History of firearms: Captain Minié ball
The Minié ball significantly revolutionised infantry tactics in the middle of the 19th century; it was the product of the joint efforts of Claude-Etienne Minié, a French Army captain, and Henri-Gustave Delvigne, an armourer. In 1847, Minié improved the design of Delvigne's conical ball, which had been created for muzzle-loading rifles. At first glance, this improvement was quite simple: it included a conical hollow in the ball base, with a metal cap inserted into it. However, it helped achieve particularly impressive results. Old round bullets and cylindro-conoidal bullets were loaded into the barrel with a considerable effort and got deformed in grooves. Gunpowder residue and lead traces from bullets built up in the barrel, making the loading difficult after only a few shots, and the rifle barrel had to be cleaned out. The hollow part of the Minié balls was expanded by powder gases when shooting, so that the skirt pressed into the grooves. This meant that the diameter of the bullet could be slightly less than the diameter of the barrel along the bottom of the grooves. It made the loading easier and faster with less lead built up in the barrel. In addition, the skirt pressing into the grooves improved obturation, reducing powder gases along the bottom of the grooves and thereby improving the burning of the powder charge.

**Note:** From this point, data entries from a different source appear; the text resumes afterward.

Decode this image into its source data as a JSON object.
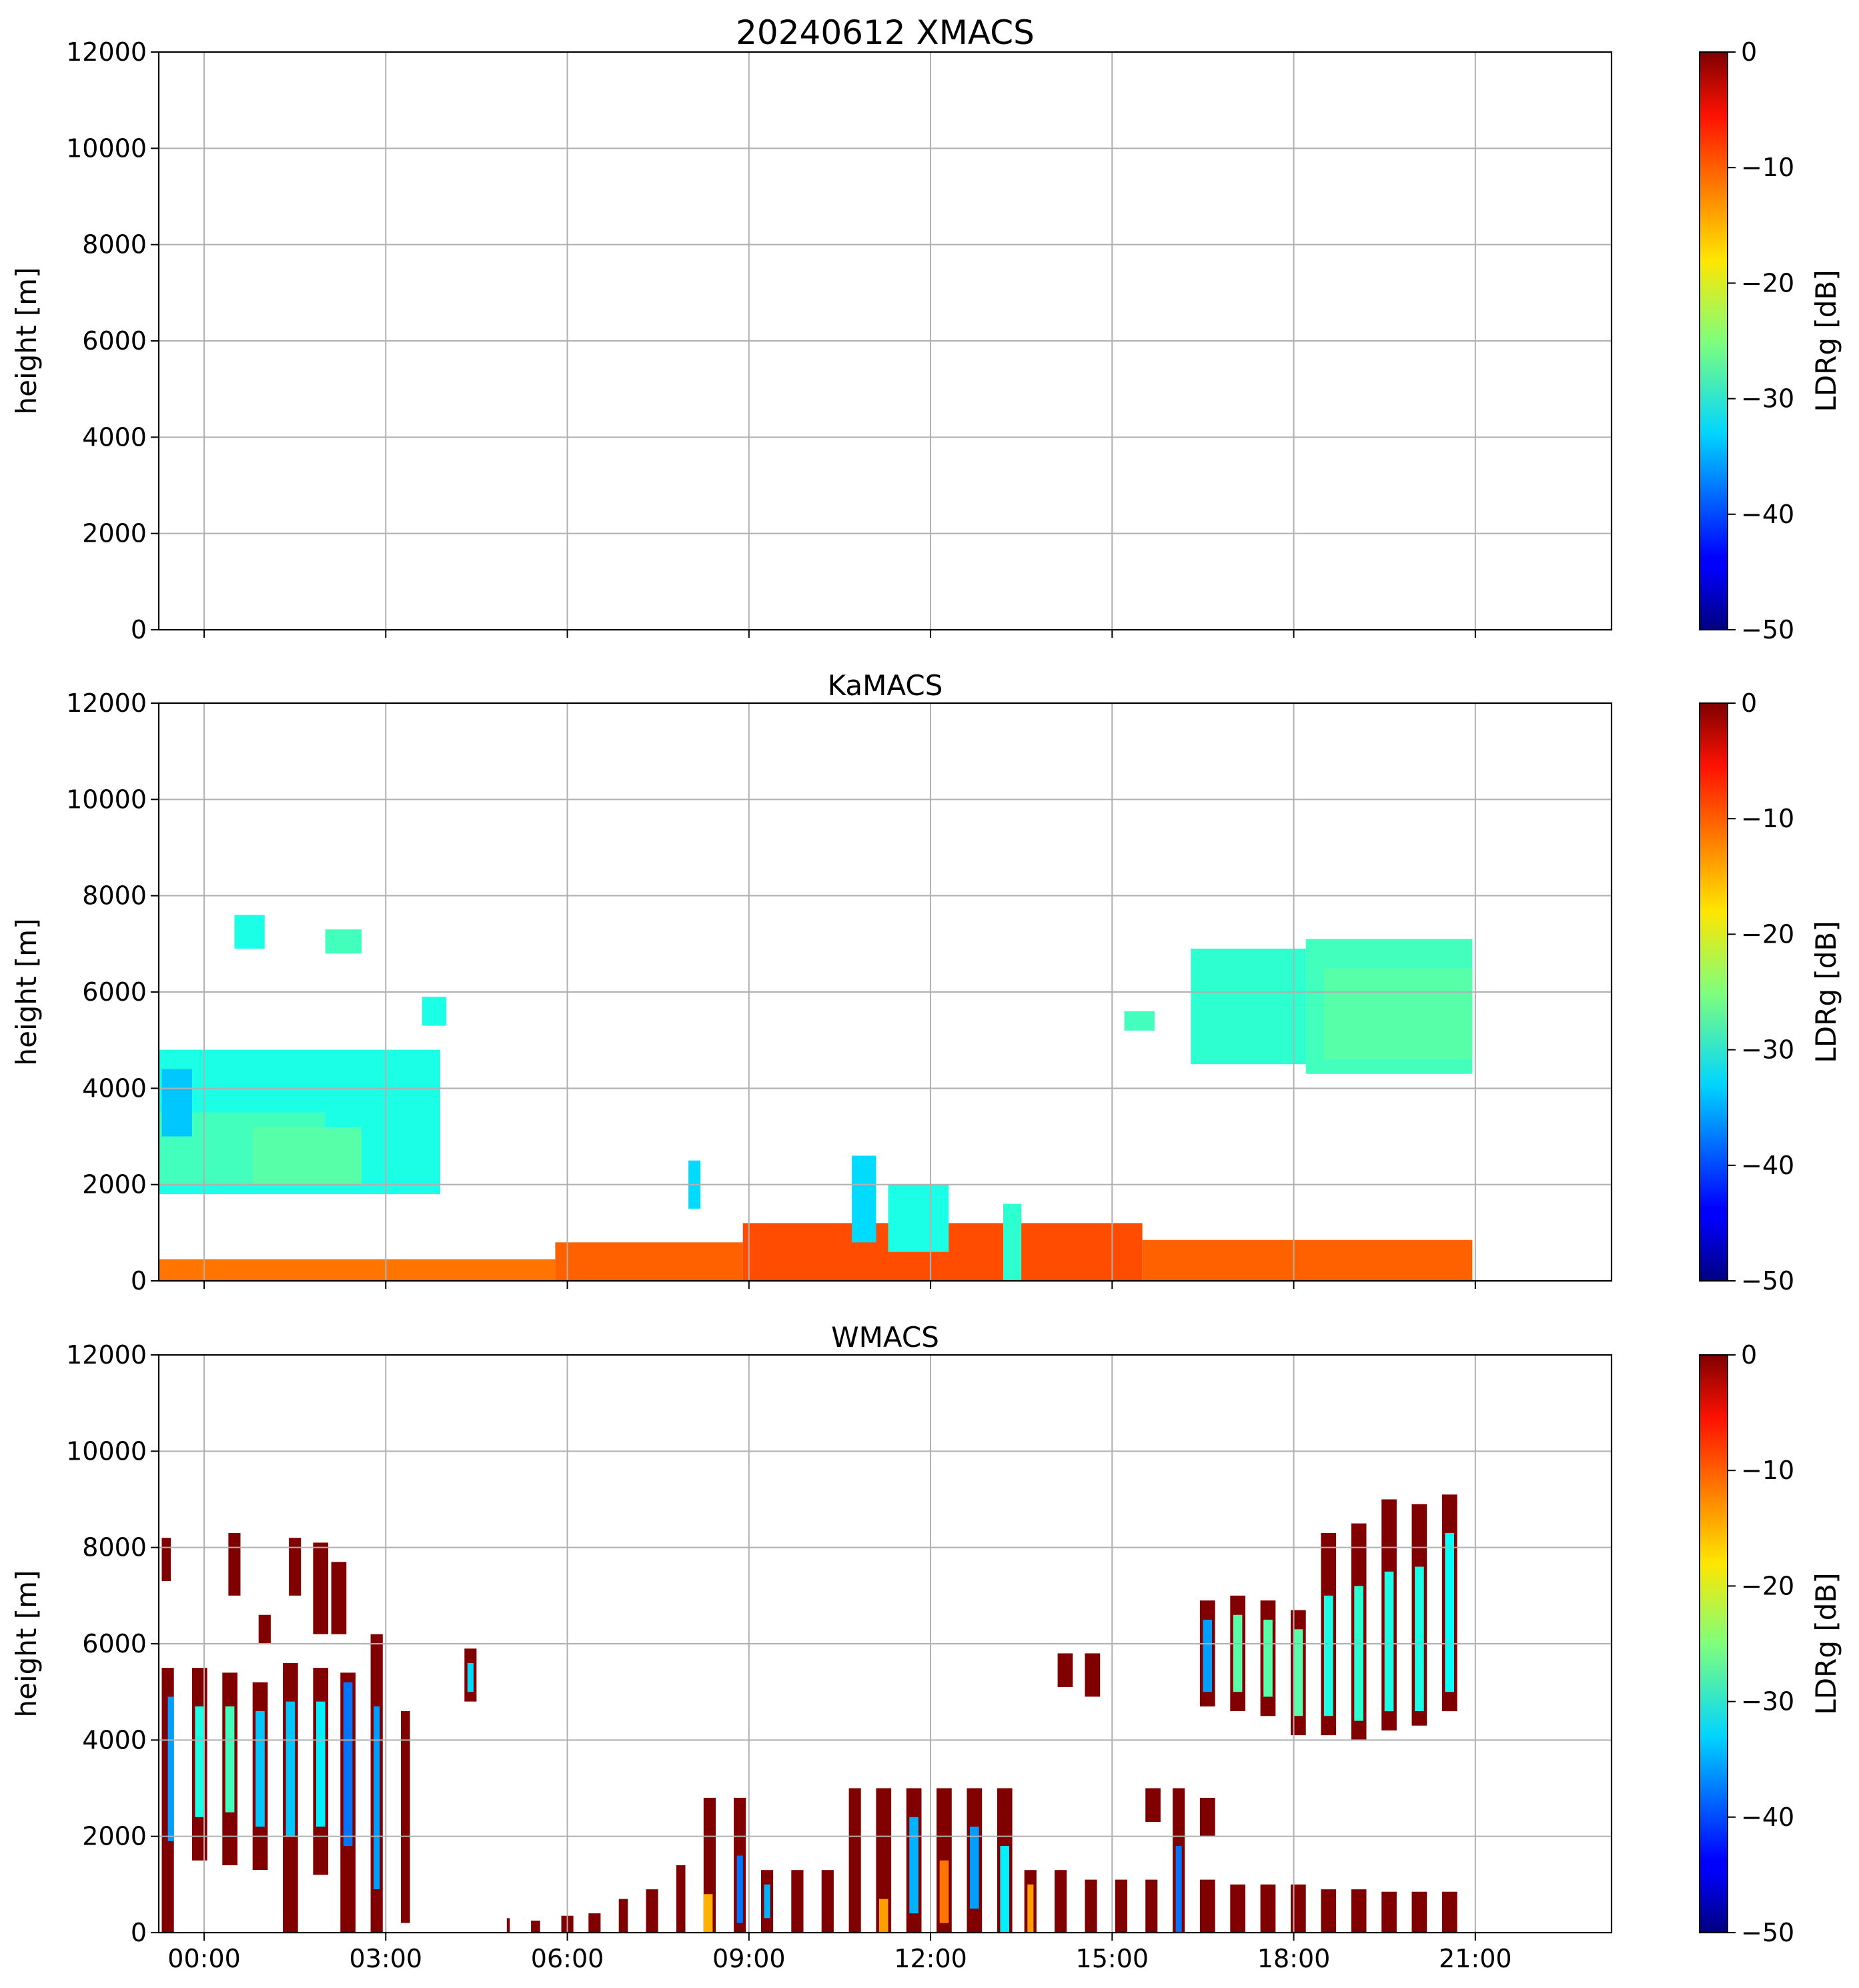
{
  "chart_data": [
    {
      "type": "heatmap",
      "title": "20240612 XMACS",
      "xlabel": "",
      "ylabel": "height [m]",
      "xlim_hours": [
        -0.75,
        23.25
      ],
      "ylim": [
        0,
        12000
      ],
      "yticks": [
        0,
        2000,
        4000,
        6000,
        8000,
        10000,
        12000
      ],
      "xticks_hours": [
        0,
        3,
        6,
        9,
        12,
        15,
        18,
        21
      ],
      "xtick_labels": [],
      "grid": true,
      "colorbar": {
        "label": "LDRg [dB]",
        "min": -50,
        "max": 0,
        "ticks": [
          0,
          -10,
          -20,
          -30,
          -40,
          -50
        ],
        "tick_labels": [
          "0",
          "−10",
          "−20",
          "−30",
          "−40",
          "−50"
        ],
        "colormap": "jet"
      },
      "regions": []
    },
    {
      "type": "heatmap",
      "title": "KaMACS",
      "xlabel": "",
      "ylabel": "height [m]",
      "xlim_hours": [
        -0.75,
        23.25
      ],
      "ylim": [
        0,
        12000
      ],
      "yticks": [
        0,
        2000,
        4000,
        6000,
        8000,
        10000,
        12000
      ],
      "xticks_hours": [
        0,
        3,
        6,
        9,
        12,
        15,
        18,
        21
      ],
      "xtick_labels": [],
      "grid": true,
      "colorbar": {
        "label": "LDRg [dB]",
        "min": -50,
        "max": 0,
        "ticks": [
          0,
          -10,
          -20,
          -30,
          -40,
          -50
        ],
        "tick_labels": [
          "0",
          "−10",
          "−20",
          "−30",
          "−40",
          "−50"
        ],
        "colormap": "jet"
      },
      "regions": [
        {
          "t0": -0.75,
          "t1": 3.9,
          "h0": 1800,
          "h1": 4800,
          "ldr": -30
        },
        {
          "t0": -0.75,
          "t1": 2.0,
          "h0": 2000,
          "h1": 3500,
          "ldr": -28
        },
        {
          "t0": 0.8,
          "t1": 2.6,
          "h0": 2000,
          "h1": 3200,
          "ldr": -27
        },
        {
          "t0": -0.7,
          "t1": -0.2,
          "h0": 3000,
          "h1": 4400,
          "ldr": -34
        },
        {
          "t0": -0.75,
          "t1": 5.8,
          "h0": 0,
          "h1": 450,
          "ldr": -12
        },
        {
          "t0": 5.8,
          "t1": 8.9,
          "h0": 0,
          "h1": 800,
          "ldr": -11
        },
        {
          "t0": 8.9,
          "t1": 15.5,
          "h0": 0,
          "h1": 1200,
          "ldr": -10
        },
        {
          "t0": 15.5,
          "t1": 20.95,
          "h0": 0,
          "h1": 850,
          "ldr": -11
        },
        {
          "t0": 10.7,
          "t1": 11.1,
          "h0": 800,
          "h1": 2600,
          "ldr": -33
        },
        {
          "t0": 11.3,
          "t1": 12.3,
          "h0": 600,
          "h1": 2000,
          "ldr": -30
        },
        {
          "t0": 13.2,
          "t1": 13.5,
          "h0": 0,
          "h1": 1600,
          "ldr": -29
        },
        {
          "t0": 8.0,
          "t1": 8.2,
          "h0": 1500,
          "h1": 2500,
          "ldr": -33
        },
        {
          "t0": 16.3,
          "t1": 18.2,
          "h0": 4500,
          "h1": 6900,
          "ldr": -29
        },
        {
          "t0": 18.2,
          "t1": 20.95,
          "h0": 4300,
          "h1": 7100,
          "ldr": -28
        },
        {
          "t0": 18.5,
          "t1": 20.95,
          "h0": 4600,
          "h1": 6500,
          "ldr": -27
        },
        {
          "t0": 3.6,
          "t1": 4.0,
          "h0": 5300,
          "h1": 5900,
          "ldr": -30
        },
        {
          "t0": 15.2,
          "t1": 15.7,
          "h0": 5200,
          "h1": 5600,
          "ldr": -28
        },
        {
          "t0": 0.5,
          "t1": 1.0,
          "h0": 6900,
          "h1": 7600,
          "ldr": -30
        },
        {
          "t0": 2.0,
          "t1": 2.6,
          "h0": 6800,
          "h1": 7300,
          "ldr": -28
        }
      ]
    },
    {
      "type": "heatmap",
      "title": "WMACS",
      "xlabel": "",
      "ylabel": "height [m]",
      "xlim_hours": [
        -0.75,
        23.25
      ],
      "ylim": [
        0,
        12000
      ],
      "yticks": [
        0,
        2000,
        4000,
        6000,
        8000,
        10000,
        12000
      ],
      "xticks_hours": [
        0,
        3,
        6,
        9,
        12,
        15,
        18,
        21
      ],
      "xtick_labels": [
        "00:00",
        "03:00",
        "06:00",
        "09:00",
        "12:00",
        "15:00",
        "18:00",
        "21:00"
      ],
      "grid": true,
      "colorbar": {
        "label": "LDRg [dB]",
        "min": -50,
        "max": 0,
        "ticks": [
          0,
          -10,
          -20,
          -30,
          -40,
          -50
        ],
        "tick_labels": [
          "0",
          "−10",
          "−20",
          "−30",
          "−40",
          "−50"
        ],
        "colormap": "jet"
      },
      "regions": [
        {
          "t0": -0.7,
          "t1": -0.5,
          "h0": 0,
          "h1": 5500,
          "ldr": 0
        },
        {
          "t0": -0.6,
          "t1": -0.5,
          "h0": 1900,
          "h1": 4900,
          "ldr": -36
        },
        {
          "t0": -0.7,
          "t1": -0.55,
          "h0": 7300,
          "h1": 8200,
          "ldr": 0
        },
        {
          "t0": -0.2,
          "t1": 0.05,
          "h0": 1500,
          "h1": 5500,
          "ldr": 0
        },
        {
          "t0": -0.15,
          "t1": 0.0,
          "h0": 2400,
          "h1": 4700,
          "ldr": -30
        },
        {
          "t0": 0.3,
          "t1": 0.55,
          "h0": 1400,
          "h1": 5400,
          "ldr": 0
        },
        {
          "t0": 0.35,
          "t1": 0.5,
          "h0": 2500,
          "h1": 4700,
          "ldr": -28
        },
        {
          "t0": 0.4,
          "t1": 0.6,
          "h0": 7000,
          "h1": 8300,
          "ldr": 0
        },
        {
          "t0": 0.8,
          "t1": 1.05,
          "h0": 1300,
          "h1": 5200,
          "ldr": 0
        },
        {
          "t0": 0.85,
          "t1": 1.0,
          "h0": 2200,
          "h1": 4600,
          "ldr": -34
        },
        {
          "t0": 0.9,
          "t1": 1.1,
          "h0": 6000,
          "h1": 6600,
          "ldr": 0
        },
        {
          "t0": 1.3,
          "t1": 1.55,
          "h0": 0,
          "h1": 5600,
          "ldr": 0
        },
        {
          "t0": 1.35,
          "t1": 1.5,
          "h0": 2000,
          "h1": 4800,
          "ldr": -34
        },
        {
          "t0": 1.4,
          "t1": 1.6,
          "h0": 7000,
          "h1": 8200,
          "ldr": 0
        },
        {
          "t0": 1.8,
          "t1": 2.05,
          "h0": 1200,
          "h1": 5500,
          "ldr": 0
        },
        {
          "t0": 1.85,
          "t1": 2.0,
          "h0": 2200,
          "h1": 4800,
          "ldr": -32
        },
        {
          "t0": 1.8,
          "t1": 2.05,
          "h0": 6200,
          "h1": 8100,
          "ldr": 0
        },
        {
          "t0": 2.25,
          "t1": 2.5,
          "h0": 0,
          "h1": 5400,
          "ldr": 0
        },
        {
          "t0": 2.3,
          "t1": 2.45,
          "h0": 1800,
          "h1": 5200,
          "ldr": -38
        },
        {
          "t0": 2.1,
          "t1": 2.35,
          "h0": 6200,
          "h1": 7700,
          "ldr": 0
        },
        {
          "t0": 2.75,
          "t1": 2.95,
          "h0": 0,
          "h1": 6200,
          "ldr": 0
        },
        {
          "t0": 2.8,
          "t1": 2.9,
          "h0": 900,
          "h1": 4700,
          "ldr": -36
        },
        {
          "t0": 3.25,
          "t1": 3.4,
          "h0": 200,
          "h1": 4600,
          "ldr": 0
        },
        {
          "t0": 4.3,
          "t1": 4.5,
          "h0": 4800,
          "h1": 5900,
          "ldr": 0
        },
        {
          "t0": 4.35,
          "t1": 4.45,
          "h0": 5000,
          "h1": 5600,
          "ldr": -33
        },
        {
          "t0": 5.0,
          "t1": 5.05,
          "h0": 0,
          "h1": 300,
          "ldr": 0
        },
        {
          "t0": 5.4,
          "t1": 5.55,
          "h0": 0,
          "h1": 250,
          "ldr": 0
        },
        {
          "t0": 5.9,
          "t1": 6.1,
          "h0": 0,
          "h1": 350,
          "ldr": 0
        },
        {
          "t0": 6.35,
          "t1": 6.55,
          "h0": 0,
          "h1": 400,
          "ldr": 0
        },
        {
          "t0": 6.85,
          "t1": 7.0,
          "h0": 0,
          "h1": 700,
          "ldr": 0
        },
        {
          "t0": 7.3,
          "t1": 7.5,
          "h0": 0,
          "h1": 900,
          "ldr": 0
        },
        {
          "t0": 7.8,
          "t1": 7.95,
          "h0": 0,
          "h1": 1400,
          "ldr": 0
        },
        {
          "t0": 8.25,
          "t1": 8.45,
          "h0": 0,
          "h1": 2800,
          "ldr": 0
        },
        {
          "t0": 8.25,
          "t1": 8.4,
          "h0": 0,
          "h1": 800,
          "ldr": -15
        },
        {
          "t0": 8.75,
          "t1": 8.95,
          "h0": 0,
          "h1": 2800,
          "ldr": 0
        },
        {
          "t0": 8.8,
          "t1": 8.9,
          "h0": 200,
          "h1": 1600,
          "ldr": -38
        },
        {
          "t0": 9.2,
          "t1": 9.4,
          "h0": 0,
          "h1": 1300,
          "ldr": 0
        },
        {
          "t0": 9.25,
          "t1": 9.35,
          "h0": 300,
          "h1": 1000,
          "ldr": -35
        },
        {
          "t0": 9.7,
          "t1": 9.9,
          "h0": 0,
          "h1": 1300,
          "ldr": 0
        },
        {
          "t0": 10.2,
          "t1": 10.4,
          "h0": 0,
          "h1": 1300,
          "ldr": 0
        },
        {
          "t0": 10.65,
          "t1": 10.85,
          "h0": 0,
          "h1": 3000,
          "ldr": 0
        },
        {
          "t0": 11.1,
          "t1": 11.35,
          "h0": 0,
          "h1": 3000,
          "ldr": 0
        },
        {
          "t0": 11.15,
          "t1": 11.3,
          "h0": 0,
          "h1": 700,
          "ldr": -14
        },
        {
          "t0": 11.6,
          "t1": 11.85,
          "h0": 0,
          "h1": 3000,
          "ldr": 0
        },
        {
          "t0": 11.65,
          "t1": 11.8,
          "h0": 400,
          "h1": 2400,
          "ldr": -35
        },
        {
          "t0": 12.1,
          "t1": 12.35,
          "h0": 0,
          "h1": 3000,
          "ldr": 0
        },
        {
          "t0": 12.15,
          "t1": 12.3,
          "h0": 200,
          "h1": 1500,
          "ldr": -12
        },
        {
          "t0": 12.6,
          "t1": 12.85,
          "h0": 0,
          "h1": 3000,
          "ldr": 0
        },
        {
          "t0": 12.65,
          "t1": 12.8,
          "h0": 500,
          "h1": 2200,
          "ldr": -36
        },
        {
          "t0": 13.1,
          "t1": 13.35,
          "h0": 0,
          "h1": 3000,
          "ldr": 0
        },
        {
          "t0": 13.15,
          "t1": 13.3,
          "h0": 0,
          "h1": 1800,
          "ldr": -32
        },
        {
          "t0": 13.55,
          "t1": 13.75,
          "h0": 0,
          "h1": 1300,
          "ldr": 0
        },
        {
          "t0": 13.6,
          "t1": 13.7,
          "h0": 0,
          "h1": 1000,
          "ldr": -14
        },
        {
          "t0": 14.05,
          "t1": 14.25,
          "h0": 0,
          "h1": 1300,
          "ldr": 0
        },
        {
          "t0": 14.55,
          "t1": 14.75,
          "h0": 0,
          "h1": 1100,
          "ldr": 0
        },
        {
          "t0": 14.1,
          "t1": 14.35,
          "h0": 5100,
          "h1": 5800,
          "ldr": 0
        },
        {
          "t0": 14.55,
          "t1": 14.8,
          "h0": 4900,
          "h1": 5800,
          "ldr": 0
        },
        {
          "t0": 15.05,
          "t1": 15.25,
          "h0": 0,
          "h1": 1100,
          "ldr": 0
        },
        {
          "t0": 15.55,
          "t1": 15.75,
          "h0": 0,
          "h1": 1100,
          "ldr": 0
        },
        {
          "t0": 15.55,
          "t1": 15.8,
          "h0": 2300,
          "h1": 3000,
          "ldr": 0
        },
        {
          "t0": 16.0,
          "t1": 16.2,
          "h0": 0,
          "h1": 3000,
          "ldr": 0
        },
        {
          "t0": 16.05,
          "t1": 16.15,
          "h0": 0,
          "h1": 1800,
          "ldr": -38
        },
        {
          "t0": 16.45,
          "t1": 16.7,
          "h0": 0,
          "h1": 1100,
          "ldr": 0
        },
        {
          "t0": 16.45,
          "t1": 16.7,
          "h0": 2000,
          "h1": 2800,
          "ldr": 0
        },
        {
          "t0": 16.45,
          "t1": 16.7,
          "h0": 4700,
          "h1": 6900,
          "ldr": 0
        },
        {
          "t0": 16.5,
          "t1": 16.65,
          "h0": 5000,
          "h1": 6500,
          "ldr": -36
        },
        {
          "t0": 16.95,
          "t1": 17.2,
          "h0": 0,
          "h1": 1000,
          "ldr": 0
        },
        {
          "t0": 16.95,
          "t1": 17.2,
          "h0": 4600,
          "h1": 7000,
          "ldr": 0
        },
        {
          "t0": 17.0,
          "t1": 17.15,
          "h0": 5000,
          "h1": 6600,
          "ldr": -27
        },
        {
          "t0": 17.45,
          "t1": 17.7,
          "h0": 0,
          "h1": 1000,
          "ldr": 0
        },
        {
          "t0": 17.45,
          "t1": 17.7,
          "h0": 4500,
          "h1": 6900,
          "ldr": 0
        },
        {
          "t0": 17.5,
          "t1": 17.65,
          "h0": 4900,
          "h1": 6500,
          "ldr": -27
        },
        {
          "t0": 17.95,
          "t1": 18.2,
          "h0": 0,
          "h1": 1000,
          "ldr": 0
        },
        {
          "t0": 17.95,
          "t1": 18.2,
          "h0": 4100,
          "h1": 6700,
          "ldr": 0
        },
        {
          "t0": 18.0,
          "t1": 18.15,
          "h0": 4500,
          "h1": 6300,
          "ldr": -27
        },
        {
          "t0": 18.45,
          "t1": 18.7,
          "h0": 0,
          "h1": 900,
          "ldr": 0
        },
        {
          "t0": 18.45,
          "t1": 18.7,
          "h0": 4100,
          "h1": 8300,
          "ldr": 0
        },
        {
          "t0": 18.5,
          "t1": 18.65,
          "h0": 4500,
          "h1": 7000,
          "ldr": -30
        },
        {
          "t0": 18.95,
          "t1": 19.2,
          "h0": 0,
          "h1": 900,
          "ldr": 0
        },
        {
          "t0": 18.95,
          "t1": 19.2,
          "h0": 4000,
          "h1": 8500,
          "ldr": 0
        },
        {
          "t0": 19.0,
          "t1": 19.15,
          "h0": 4400,
          "h1": 7200,
          "ldr": -29
        },
        {
          "t0": 19.45,
          "t1": 19.7,
          "h0": 0,
          "h1": 850,
          "ldr": 0
        },
        {
          "t0": 19.45,
          "t1": 19.7,
          "h0": 4200,
          "h1": 9000,
          "ldr": 0
        },
        {
          "t0": 19.5,
          "t1": 19.65,
          "h0": 4600,
          "h1": 7500,
          "ldr": -30
        },
        {
          "t0": 19.95,
          "t1": 20.2,
          "h0": 0,
          "h1": 850,
          "ldr": 0
        },
        {
          "t0": 19.95,
          "t1": 20.2,
          "h0": 4300,
          "h1": 8900,
          "ldr": 0
        },
        {
          "t0": 20.0,
          "t1": 20.15,
          "h0": 4600,
          "h1": 7600,
          "ldr": -30
        },
        {
          "t0": 20.45,
          "t1": 20.7,
          "h0": 0,
          "h1": 850,
          "ldr": 0
        },
        {
          "t0": 20.45,
          "t1": 20.7,
          "h0": 4600,
          "h1": 9100,
          "ldr": 0
        },
        {
          "t0": 20.5,
          "t1": 20.65,
          "h0": 5000,
          "h1": 8300,
          "ldr": -31
        }
      ]
    }
  ]
}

France adopted a rifle designed for Minié balls in 1851 and the British adopted a similar system two years later. In 1861, the US Army accepted for service the Springfield M1861 with Minié balls, which was a muzzle-loading rifle that used a percussion cap to fire.
Minié balls were widely used in two major conflicts: the Crimean war from 1853 to 1856 and the American Civil War. The Russian Army struggled during the Crimean War against the long range rifles used by the French and the British Armies, which were considerably more precise. The range of the Russian army's smoothbore rifles was up to 300 steps, while rifled guns with Minié balls could shoot up to one thousand steps. English and French enemy troops could strike when approaching the battleground, defeating even distanced reserve forces. The Russian weapons were unsuccessful in all the Crimean campaign battles at Alma, Inkerman, and Chernaya rivers. The negative experience of this campaign prompted the Russian Army to rearm with new weapon systems with rifled barrels.
The features of Minié-type balls differed slightly depending on the country and the time. For example, the Pattern 1853 Enfield used by the British during the Crimean campaign was a 0.577 inch (15 mm) calibre. Weighing about 34 grammes and with a gunpowder charge of 4.5 grammes, a ball could travel up to 270 m/s. As conical bullets maintained their velocity on a trajectory better than round balls used in the smooth-bored muskets, Minié balls caused much more damage.